Adventurer of the spirit, artist of life, family and community linchpin, marketing researcher, life-long student, friendship’s pattern. Born Nov. 3, 1945, in London, England, died May 21, 2013, in Toronto of cancer, aged 67.
Liz Jaye did not jump out of airplanes or win a Pulitzer Prize; she excelled at something far more important – unmatched empathy for others. She brought strength and joy to all who knew her. Liz and husband Ivan had a marriage most can only dream of.
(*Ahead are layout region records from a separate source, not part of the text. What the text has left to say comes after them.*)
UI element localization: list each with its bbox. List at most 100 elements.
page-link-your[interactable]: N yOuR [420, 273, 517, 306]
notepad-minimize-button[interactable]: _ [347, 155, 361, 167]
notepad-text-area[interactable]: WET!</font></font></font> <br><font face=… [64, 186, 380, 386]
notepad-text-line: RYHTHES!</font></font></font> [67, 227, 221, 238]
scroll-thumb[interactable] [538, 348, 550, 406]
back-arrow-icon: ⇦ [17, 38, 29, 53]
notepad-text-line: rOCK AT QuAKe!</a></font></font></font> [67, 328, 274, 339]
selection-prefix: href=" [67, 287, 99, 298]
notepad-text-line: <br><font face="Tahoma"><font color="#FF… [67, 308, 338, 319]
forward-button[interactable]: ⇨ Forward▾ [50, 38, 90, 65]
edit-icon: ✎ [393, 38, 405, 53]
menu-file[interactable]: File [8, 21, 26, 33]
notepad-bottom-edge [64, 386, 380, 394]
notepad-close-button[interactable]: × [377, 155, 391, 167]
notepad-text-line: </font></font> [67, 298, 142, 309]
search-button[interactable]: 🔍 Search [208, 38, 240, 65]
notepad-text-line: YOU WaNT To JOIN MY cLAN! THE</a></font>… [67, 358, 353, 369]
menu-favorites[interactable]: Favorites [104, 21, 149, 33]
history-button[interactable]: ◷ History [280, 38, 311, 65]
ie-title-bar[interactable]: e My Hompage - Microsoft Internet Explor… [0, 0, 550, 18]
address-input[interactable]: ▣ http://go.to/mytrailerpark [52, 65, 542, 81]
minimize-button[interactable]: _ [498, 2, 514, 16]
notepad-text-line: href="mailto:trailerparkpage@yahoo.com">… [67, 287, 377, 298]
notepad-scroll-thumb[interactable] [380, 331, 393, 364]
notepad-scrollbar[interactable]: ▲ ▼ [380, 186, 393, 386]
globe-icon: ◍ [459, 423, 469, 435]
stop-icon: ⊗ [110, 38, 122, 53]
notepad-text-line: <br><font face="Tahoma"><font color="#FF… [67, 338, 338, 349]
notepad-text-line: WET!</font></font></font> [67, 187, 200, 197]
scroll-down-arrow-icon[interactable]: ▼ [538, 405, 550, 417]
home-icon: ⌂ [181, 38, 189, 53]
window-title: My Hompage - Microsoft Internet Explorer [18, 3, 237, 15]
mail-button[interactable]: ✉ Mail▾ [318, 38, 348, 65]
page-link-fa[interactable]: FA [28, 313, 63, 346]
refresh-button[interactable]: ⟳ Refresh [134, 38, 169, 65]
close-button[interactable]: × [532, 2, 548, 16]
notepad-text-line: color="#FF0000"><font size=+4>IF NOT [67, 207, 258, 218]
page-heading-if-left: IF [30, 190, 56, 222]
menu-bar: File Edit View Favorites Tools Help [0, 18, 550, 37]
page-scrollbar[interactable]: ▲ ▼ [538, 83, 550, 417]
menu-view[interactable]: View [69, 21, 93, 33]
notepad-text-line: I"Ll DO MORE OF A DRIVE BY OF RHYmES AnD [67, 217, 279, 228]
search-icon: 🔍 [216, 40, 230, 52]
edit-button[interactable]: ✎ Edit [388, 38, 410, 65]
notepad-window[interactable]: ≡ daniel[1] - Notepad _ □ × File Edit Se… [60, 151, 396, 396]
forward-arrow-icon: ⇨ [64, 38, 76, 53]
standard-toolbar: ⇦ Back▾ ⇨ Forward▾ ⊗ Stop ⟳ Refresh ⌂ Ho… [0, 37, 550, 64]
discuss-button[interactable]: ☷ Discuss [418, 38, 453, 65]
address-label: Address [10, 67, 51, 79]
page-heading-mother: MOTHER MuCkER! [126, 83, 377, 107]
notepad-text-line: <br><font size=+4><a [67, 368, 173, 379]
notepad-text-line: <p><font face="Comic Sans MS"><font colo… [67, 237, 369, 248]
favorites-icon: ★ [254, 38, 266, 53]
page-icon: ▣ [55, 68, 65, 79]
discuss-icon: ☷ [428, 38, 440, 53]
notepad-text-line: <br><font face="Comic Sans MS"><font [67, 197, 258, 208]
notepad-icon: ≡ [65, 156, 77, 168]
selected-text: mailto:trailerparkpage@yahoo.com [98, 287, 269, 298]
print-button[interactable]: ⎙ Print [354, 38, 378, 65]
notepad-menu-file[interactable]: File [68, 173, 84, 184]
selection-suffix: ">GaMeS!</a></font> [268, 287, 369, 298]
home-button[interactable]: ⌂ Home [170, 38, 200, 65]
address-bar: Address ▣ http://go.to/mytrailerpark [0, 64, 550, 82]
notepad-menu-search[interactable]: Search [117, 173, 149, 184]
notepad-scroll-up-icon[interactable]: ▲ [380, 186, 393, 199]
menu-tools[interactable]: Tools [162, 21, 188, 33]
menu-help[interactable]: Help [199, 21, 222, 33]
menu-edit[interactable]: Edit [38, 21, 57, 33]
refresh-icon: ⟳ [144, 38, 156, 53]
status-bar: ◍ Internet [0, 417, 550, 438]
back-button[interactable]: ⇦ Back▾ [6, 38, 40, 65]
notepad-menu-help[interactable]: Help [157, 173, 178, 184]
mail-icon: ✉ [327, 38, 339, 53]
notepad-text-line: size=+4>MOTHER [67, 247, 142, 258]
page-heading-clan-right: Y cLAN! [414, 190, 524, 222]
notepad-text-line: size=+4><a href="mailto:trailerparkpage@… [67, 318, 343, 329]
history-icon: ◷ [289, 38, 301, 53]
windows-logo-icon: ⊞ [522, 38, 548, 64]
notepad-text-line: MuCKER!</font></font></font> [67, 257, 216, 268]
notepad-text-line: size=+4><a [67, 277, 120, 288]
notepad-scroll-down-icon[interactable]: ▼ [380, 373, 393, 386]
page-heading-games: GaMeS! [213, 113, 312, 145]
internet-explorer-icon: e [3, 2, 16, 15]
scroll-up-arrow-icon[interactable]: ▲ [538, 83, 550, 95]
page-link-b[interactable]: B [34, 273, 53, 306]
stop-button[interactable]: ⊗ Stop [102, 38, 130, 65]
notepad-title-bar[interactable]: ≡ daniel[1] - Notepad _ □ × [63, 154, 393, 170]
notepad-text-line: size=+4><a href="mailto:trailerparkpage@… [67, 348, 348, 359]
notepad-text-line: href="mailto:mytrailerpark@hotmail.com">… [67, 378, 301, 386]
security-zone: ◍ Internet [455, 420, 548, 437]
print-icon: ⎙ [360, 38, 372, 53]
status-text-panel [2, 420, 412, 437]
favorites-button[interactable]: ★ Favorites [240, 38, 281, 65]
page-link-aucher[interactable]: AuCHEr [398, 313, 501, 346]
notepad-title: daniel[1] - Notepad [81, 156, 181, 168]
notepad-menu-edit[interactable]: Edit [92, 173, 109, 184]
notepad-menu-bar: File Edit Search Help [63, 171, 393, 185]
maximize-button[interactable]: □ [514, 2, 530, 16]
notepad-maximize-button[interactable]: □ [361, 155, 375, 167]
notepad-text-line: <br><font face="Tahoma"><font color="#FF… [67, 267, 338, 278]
Their home in North Toronto was a hub for a large family and many friends.
Born Liz Mornington, she met and married Ivan Jaye in London. They immigrated to Canada in 1969. After taking time off to raise her family, Liz entered the sales profession as a neophyte. But her persistence and persuasive powers combined with an ability to understand people, made her a top salesperson at Xerox, where she won a bicycle, crates of beer and more.
She next turned her empathy and intense curiosity into a career as the perfect marketing researcher. She excelled in moderating focus groups and creativity sessions, always knowing the most stimulating questions to ask in a way that brought out the best in others. This strength also allowed her to bring out the best in her many friends. The very intonation in her voice when she spoke a friend’s name implied that she knew your strengths and weaknesses and loved you for both. Her greatest gift was to make us all feel as if we were the only ones.
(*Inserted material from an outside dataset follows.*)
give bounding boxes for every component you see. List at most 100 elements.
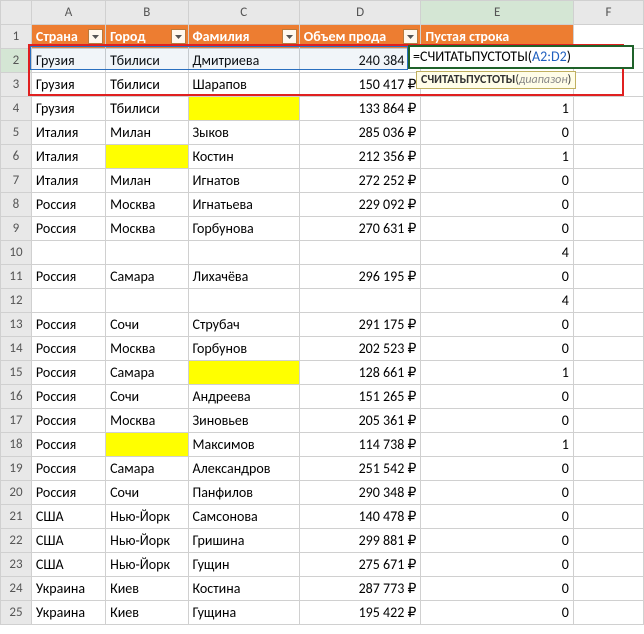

Her powers of observation and prodigious memory meant that Liz could recall every book she read (and there were many) and every film she saw. In addition, Liz was tenacious; she completed a degree at the University of Toronto while working full time, raising two young children, chairing her synagogue’s committee on HIV/AIDS and helping with the settlement of boat people. Her intellect and honesty shone. She asked penetrating questions at Torah study class, always pushing for more nuanced answers.
Liz had her quirks. A great bluffer at the game of Dictionary, she could spin a completely convincing yet fictitious definition in the most convincing of styles. She had a dreadful singing voice, but once drew the admiration of a lake of cottagers when a few glasses of wine encouraged her to belt out a string of popular show tunes at the top of her voice.
From the moment Liz learned that her lifespan was limited, she determined to enjoy life’s gifts to the fullest. She assured others that she was at peace with her fate and then she and Ivan paid even more visits to Seattle to see son Paul, his wife Karen and beloved grandchildren Noah and Lila. They spent time with daughter Naomi and partner Jeremy, travelled to Sedona, Ariz., cruised to Alaska, crossed Canada by train, and enjoyed many relaxed, laughter-filled dinners with friends. Liz often said her last 3 1/2 were the best years of her life.
Little grandson Noah, aged 6 and a fan of Star Wars, best summed up the impact Liz had on so many: “Liz is like the force. She’ll always be with me.” We agree.
Marillene Allen, Ann Crichton-Harris, Cynthia Good are Liz’s friends.